ACR50 response alone was significantly greater with IXE+TZP versus IXE from week 4 onward: 11.1% versus 3.9% at week 4 (P = .029), increasing to 33.5% versus 20.4% at week 36 (P = .02). ACR20 and ACR70 showed similar patterns. Improvements were observed across ACR component scores as early as week 4, including mean change from baseline (standard error [SE]) in swollen joint count (IXE+TZP: −5.1 [SE, 0.57]; IXE: −3.7 [SE, 0.78]), tender joint count (IXE+TZP: −8.5 [SE, 0.98]; IXE: −7.7 [SE, 1.05]), and HAQ-DI (IXE+TZP: −0.3 [SE, 0.03]; IXE: −0.2 [SE, 0.03]).¹

DAPSA mean change from baseline at week 4 was −17.5 (SE, 1.42) for IXE+TZP and −14.1 (SE, 1.66) for IXE, with significantly greater improvement in the IXE+TZP arm from week 12 through week 36 (P <.001). DAPSA low disease activity or remission rates were 17.2% versus 9.9% at week 4 and 39.9% versus 26.1% at week 36. Minimal disease activity (MDA) at week 36 was achieved by 26.3% versus 15.3% (P = .026).¹ Early improvements in PhGADA, PaGADA, pain VAS, and hsCRP were also observed from week 4 in both arms. Adverse events were mostly mild to moderate and consistent with the known profiles of each agent; the most frequently reported were nausea, diarrhea, constipation, and injection site reaction.¹

"We can see a very early separation at week 4 — by that point patients are already losing weight, but only around 2.5% of their body weight, so not a huge amount," Coates said. "The question has been whether the drug is having a more direct effect... we know it's going to reduce inflammation by reducing obesity, because obesity is inflammatory, but here we're seeing improvement in ACR50 before we've got much weight loss." She stressed that further research is necessary to determine how much of the effect is due directly to tirzepatide’s potential anti-inflammatory action or not.
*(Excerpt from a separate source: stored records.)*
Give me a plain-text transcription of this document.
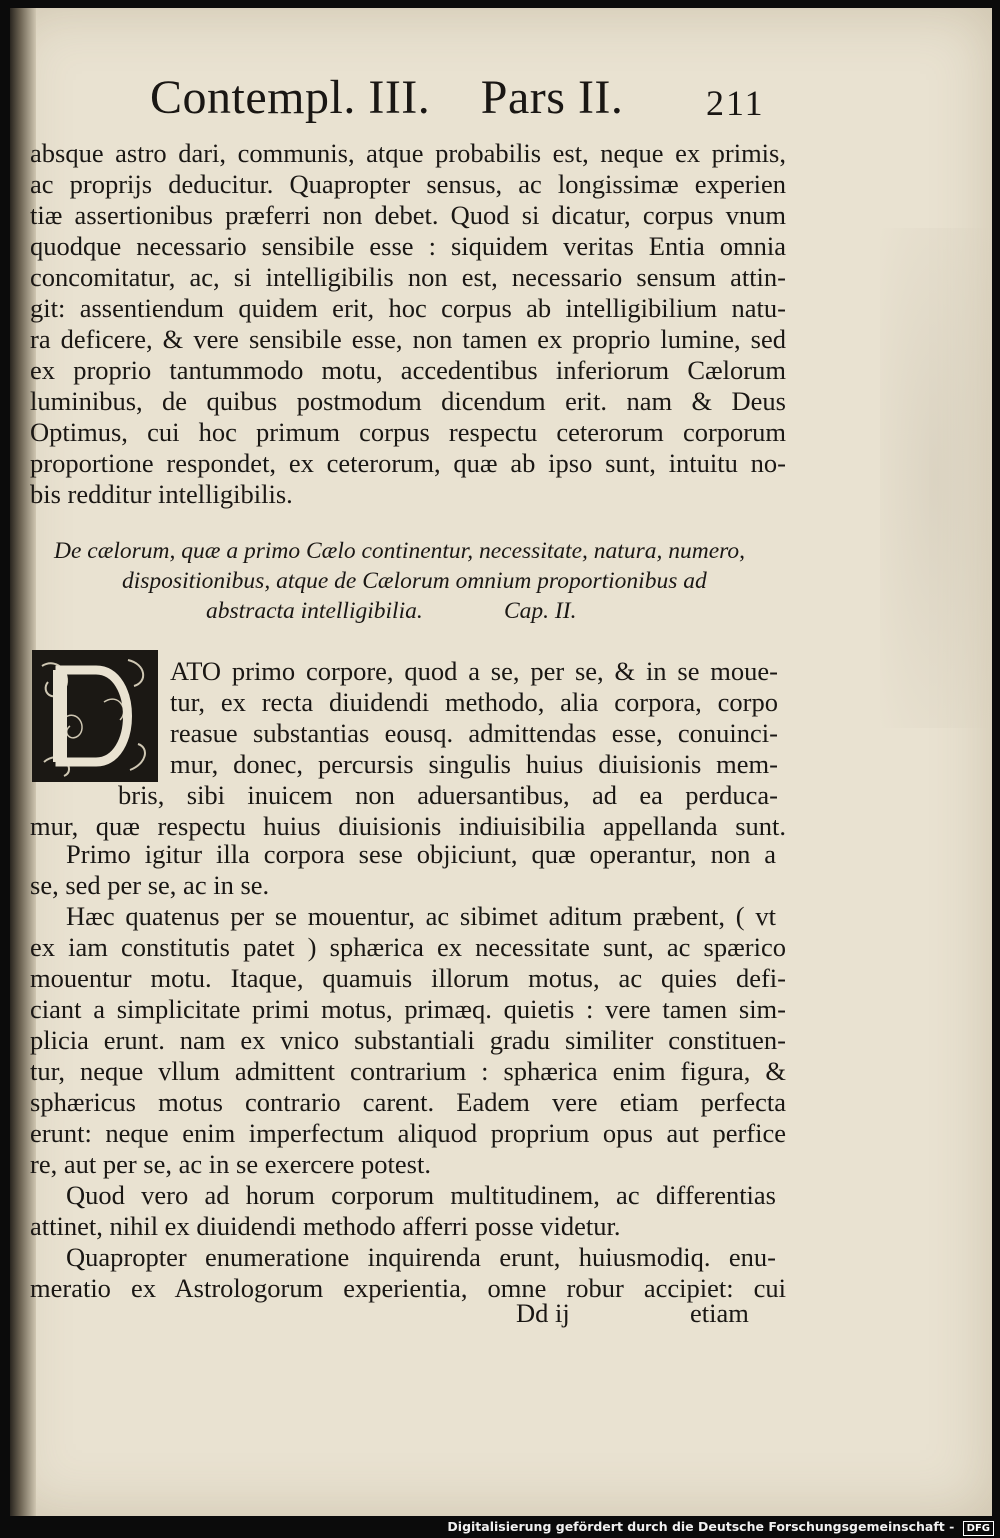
Contempl. III. Pars II.	211
absque astro dari, communis, atque probabilis est, neque ex primis,
ac proprijs deducitur. Quapropter sensus, ac longissimæ experien
tiæ assertionibus præferri non debet. Quod si dicatur, corpus vnum
quodque necessario sensibile esse : siquidem veritas Entia omnia
concomitatur, ac, si intelligibilis non est, necessario sensum attin-
git: assentiendum quidem erit, hoc corpus ab intelligibilium natu-
ra deficere, & vere sensibile esse, non tamen ex proprio lumine, sed
ex proprio tantummodo motu, accedentibus inferiorum Cælorum
luminibus, de quibus postmodum dicendum erit. nam & Deus
Optimus, cui hoc primum corpus respectu ceterorum corporum
proportione respondet, ex ceterorum, quæ ab ipso sunt, intuitu no-
bis redditur intelligibilis.
De cælorum, quæ a primo Cælo continentur, necessitate, natura, numero,
dispositionibus, atque de Cælorum omnium proportionibus ad
abstracta intelligibilia.	Cap. II.
ATO primo corpore, quod a se, per se, & in se moue-
tur, ex recta diuidendi methodo, alia corpora, corpo
reasue substantias eousq. admittendas esse, conuinci-
mur, donec, percursis singulis huius diuisionis mem-
bris, sibi inuicem non aduersantibus, ad ea perduca-
mur, quæ respectu huius diuisionis indiuisibilia appellanda sunt.
Primo igitur illa corpora sese objiciunt, quæ operantur, non a
se, sed per se, ac in se.
Hæc quatenus per se mouentur, ac sibimet aditum præbent, ( vt
ex iam constitutis patet ) sphærica ex necessitate sunt, ac spærico
mouentur motu. Itaque, quamuis illorum motus, ac quies defi-
ciant a simplicitate primi motus, primæq. quietis : vere tamen sim-
plicia erunt. nam ex vnico substantiali gradu similiter constituen-
tur, neque vllum admittent contrarium : sphærica enim figura, &
sphæricus motus contrario carent. Eadem vere etiam perfecta
erunt: neque enim imperfectum aliquod proprium opus aut perfice
re, aut per se, ac in se exercere potest.
Quod vero ad horum corporum multitudinem, ac differentias
attinet, nihil ex diuidendi methodo afferri posse videtur.
Quapropter enumeratione inquirenda erunt, huiusmodiq. enu-
meratio ex Astrologorum experientia, omne robur accipiet: cui
Dd ij	etiam
Digitalisierung gefördert durch die Deutsche Forschungsgemeinschaft - DFG
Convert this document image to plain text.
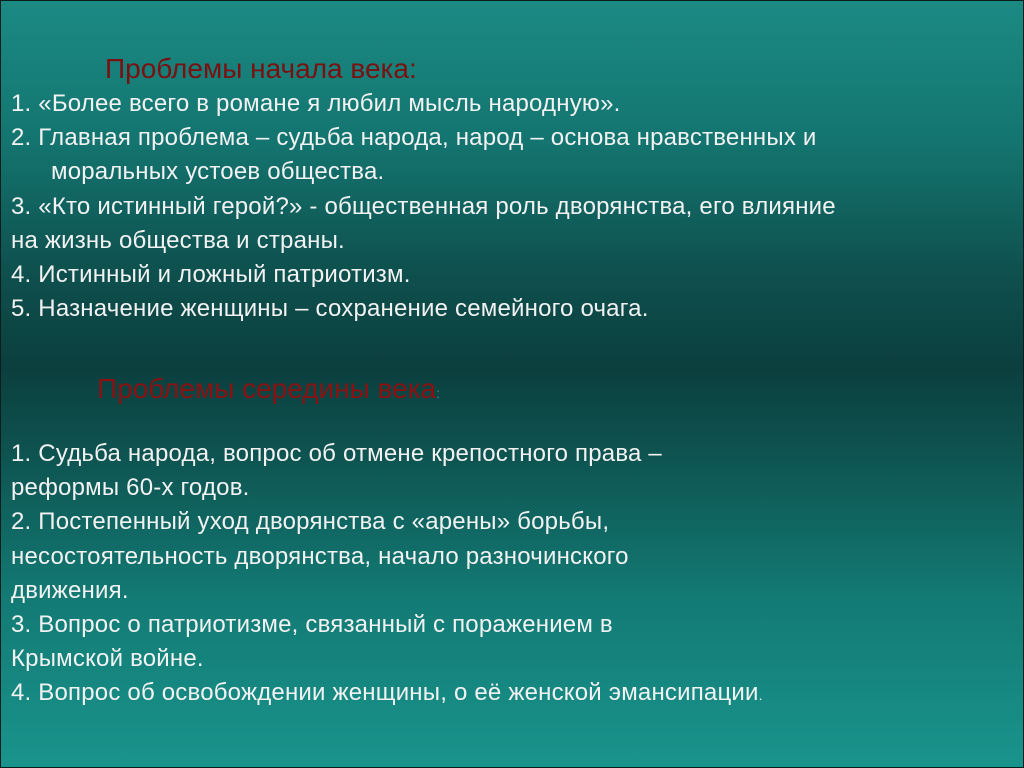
Проблемы начала века:
1. «Более всего в романе я любил мысль народную».
2. Главная проблема – судьба народа, народ – основа нравственных и
моральных устоев общества.
3. «Кто истинный герой?» - общественная роль дворянства, его влияние
на жизнь общества и страны.
4. Истинный и ложный патриотизм.
5. Назначение женщины – сохранение семейного очага.
Проблемы середины века:
1. Судьба народа, вопрос об отмене крепостного права –
реформы 60-х годов.
2. Постепенный уход дворянства с «арены» борьбы,
несостоятельность дворянства, начало разночинского
движения.
3. Вопрос о патриотизме, связанный с поражением в
Крымской войне.
4. Вопрос об освобождении женщины, о её женской эмансипации.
Coates reports disclosures including AbbVie, Amgen, Bristol Myers Squibb, Eli Lilly, Enlivex, Janssen, Moonlake, Novartis, Oruka, Pfizer, Proximi-T, Sitryx, Takeda, and UCB.

References

1. Coates LC, Mease P, Merola JF, et al. Ixekizumab and concomitant tirzepatide achieved early disease control in adults with psoriatic arthritis and obesity/overweight: phase 3b TOGETHER-PsA trial [abstract OP069]. Ann Rheum Dis. 2026;85(suppl 1). doi:10.1136/annrheumdis-2026-eular.B.3012

2. Gossec L, et al. EULAR recommendations for the management of psoriatic arthritis with pharmacological therapies: 2023 update. Ann Rheum Dis. 2024;83(6):706–719.